Adeleke Oni: From Chemistry Major to ER Doc
Dec 1, 2018
At a hospital for children in Cincinnati, a tall, slim young man approached the expansive building and stepped inside. It was his first day as a volunteer in the Bone Marrow Transplant Department, but he knew inside it would not be his last. A lover of science and math, Adeleke Oni knew when he volunteered that helping others through medicine was what he wanted to do with his life.
"I really wanted to save a life," Oni said.
Now a physician with Wake Forest Medical Center in Greensboro, N.C., Oni helps save lives every day. He's come a long way since his days of volunteering at Cincinnati Children's Hospital.
His career began on Xavier's campus where he majored in chemistry, but it had its origins in his Nigerian family's emphasis on the value of education. Since childhood, he always had a fascination with science and mathematics, and his parents encouraged him to explore his interests.
When it was time to choose a college, Oni, who's from Atlanta, didn't know anything about Xavier or Cincinnati. He had plenty of other choices, but Xavier just seemed to stick out.
"The name sounded cool to me," he said.
But when he came to visit campus, he was completely sold. What helped solidify his decision was Destination X, a program that allows minority students to stay overnight on campus and experience being a college student.
During his freshman year, he had no idea what he wanted to do or what his major would be and was undecided throughout that entire year-until he took organic chemistry the following summer. He fell in love with chemistry.
"Chemistry teaches you patience while learning and developing your skills," Oni says.
His experience was made all the better by his Chemistry professor, Richard Mullins, PhD, who spotted Oni's talent for science. "Dr. Mullins in the chemistry department really took my intellectual maturity to the next level," Oni says.
That year, he also joined Alpha Phi Alpha, a historically black fraternity founded in 1906 at Cornell University. The fraternity's high standards of personal and professional behavior and achievement appealed to Oni and is something he and his fraternity brothers are proud to carry with them into their professional lives-including his world of medicine.
Then, as a sophomore, he started dating fellow pre-med student Keyona Gullett. They had met during their first week as freshmen and got married last year-seven years after graduating together in 2008.
Oni went to the University of Tennessee College of Medicine in Memphis, graduating in 2012. He did his residency in emergency medicine at University of Maryland Medical System Hospital in Baltimore, where he was brought face to face with the violence of urban medicine.
Now at Wake Forest's Moses Cone and Wesley Long Hospitals in Greensboro, N.C., Oni works night shifts as an emergency room physician, handling a range of medical emergencies including the traumatic results of the same kind of violence he'd faced in Baltimore. The work is challenging but rewarding, he says.

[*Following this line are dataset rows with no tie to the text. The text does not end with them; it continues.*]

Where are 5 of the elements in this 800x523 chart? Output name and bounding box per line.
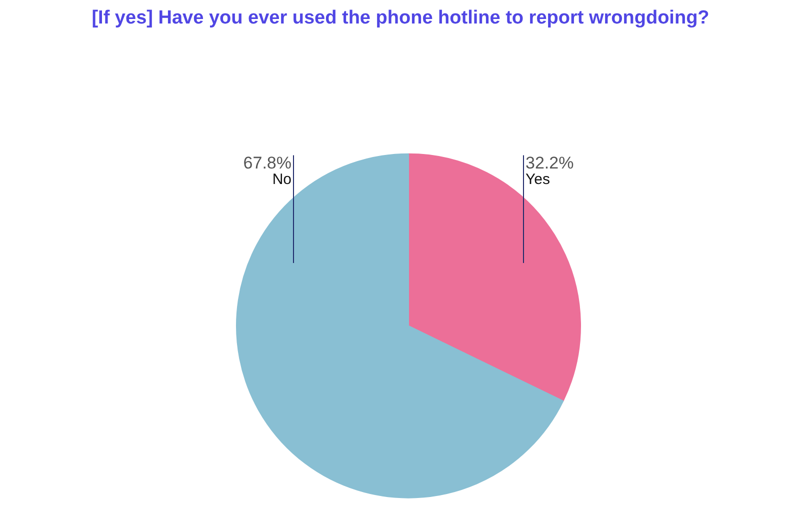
slice-label: Yes bbox=[526, 171, 550, 188]
data-label: 67.8% bbox=[243, 153, 292, 172]
chart-title: [If yes] Have you ever used the phone hotline to report wrongdoing? bbox=[92, 8, 710, 28]
data-label: 32.2% bbox=[526, 153, 574, 172]
slice-label: No bbox=[272, 171, 292, 188]
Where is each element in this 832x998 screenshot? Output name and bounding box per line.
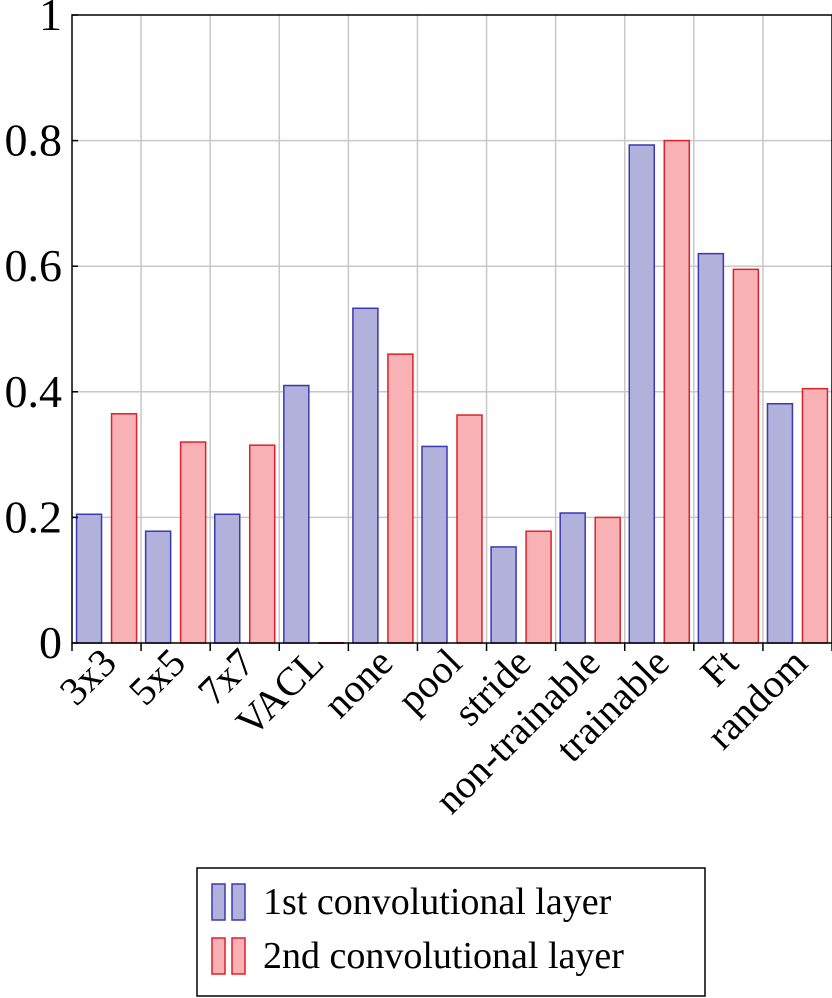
legend-swatch-2	[231, 937, 246, 975]
y-tick-label: 0.6	[5, 240, 63, 291]
bar-series-2-non-trainable	[594, 516, 621, 644]
grid-lines	[72, 15, 832, 643]
bar-series-1-7x7	[213, 513, 241, 644]
bar-series-2-3x3	[110, 413, 138, 644]
bar-series-2-Ft	[732, 268, 760, 644]
bar-series-1-VACL	[283, 384, 310, 644]
y-tick-label: 0	[39, 617, 62, 668]
bar-series-2-trainable	[663, 139, 691, 644]
bar-series-2-random	[801, 387, 829, 644]
x-tick-labels: 3x35x57x7VACLnonepoolstridenon-trainable…	[51, 640, 816, 823]
bar-series-1-pool	[421, 445, 448, 644]
bar-series-2-stride	[525, 530, 552, 644]
legend-swatch-2	[211, 937, 226, 975]
bar-series-1-non-trainable	[559, 512, 586, 644]
legend-label-1: 1st convolutional layer	[263, 881, 612, 923]
y-tick-labels: 0 0.2 0.4 0.6 0.8 1	[5, 0, 63, 668]
y-tick-label: 0.8	[5, 115, 63, 166]
bar-series-2-5x5	[179, 441, 207, 644]
x-tick-label: none	[314, 640, 401, 727]
plot-frame	[71, 14, 832, 644]
bars	[75, 139, 829, 644]
x-tick-label: 5x5	[120, 640, 194, 714]
bar-series-1-Ft	[697, 252, 725, 644]
y-tick-label: 0.2	[5, 491, 63, 542]
bar-series-1-trainable	[628, 144, 656, 644]
bar-series-1-3x3	[75, 513, 103, 644]
bar-series-1-stride	[490, 546, 517, 644]
legend-swatch-1	[231, 883, 246, 921]
bar-series-2-none	[387, 353, 414, 644]
axis-ticks	[71, 14, 832, 651]
bar-series-1-5x5	[144, 530, 172, 644]
legend-label-2: 2nd convolutional layer	[263, 935, 624, 977]
legend: 1st convolutional layer 2nd convolutional…	[196, 867, 706, 997]
bar-series-2-pool	[456, 414, 483, 644]
bar-series-1-random	[766, 402, 794, 644]
legend-swatch-1	[211, 883, 226, 921]
y-tick-label: 1	[39, 0, 62, 40]
bar-series-1-none	[352, 307, 379, 644]
bar-series-2-7x7	[248, 444, 276, 644]
y-tick-label: 0.4	[5, 366, 63, 417]
legend-box	[196, 867, 706, 997]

"The most rewarding moments for me are the life or death situations where I can say, if I and this ED team were not here, then this patient would have died tonight, but because we are here, we literally made a difference in the patient's life and their family's," Oni says. "Those situations include heart attacks, car accidents, gun shot wounds and stabbing victims, and severe infections with sepsis, just to name a few."
Oni and Gullett have a lot to share beyond their marriage and professions-she's working in Henderson, N.C., as a family medicine physician. They also share a common affection for their experience as Xavier students. For Oni, it's where he became an Alpha, met his wife and got the mentorship and preparation he needed to get into medical school and on with his life.
"Xavier impacted me the most with all of the opportunities it affords its students," Oni says. "I felt like I could tackle anything with the education and growth I achieved at Xavier. I was class president of my medical school for all four years, but there is no way I could have balanced that with my rigorous medical school curriculum without the skills I learned at Xavier of life balance, personal responsibility, high standards of achievement, and always putting your best foot forward."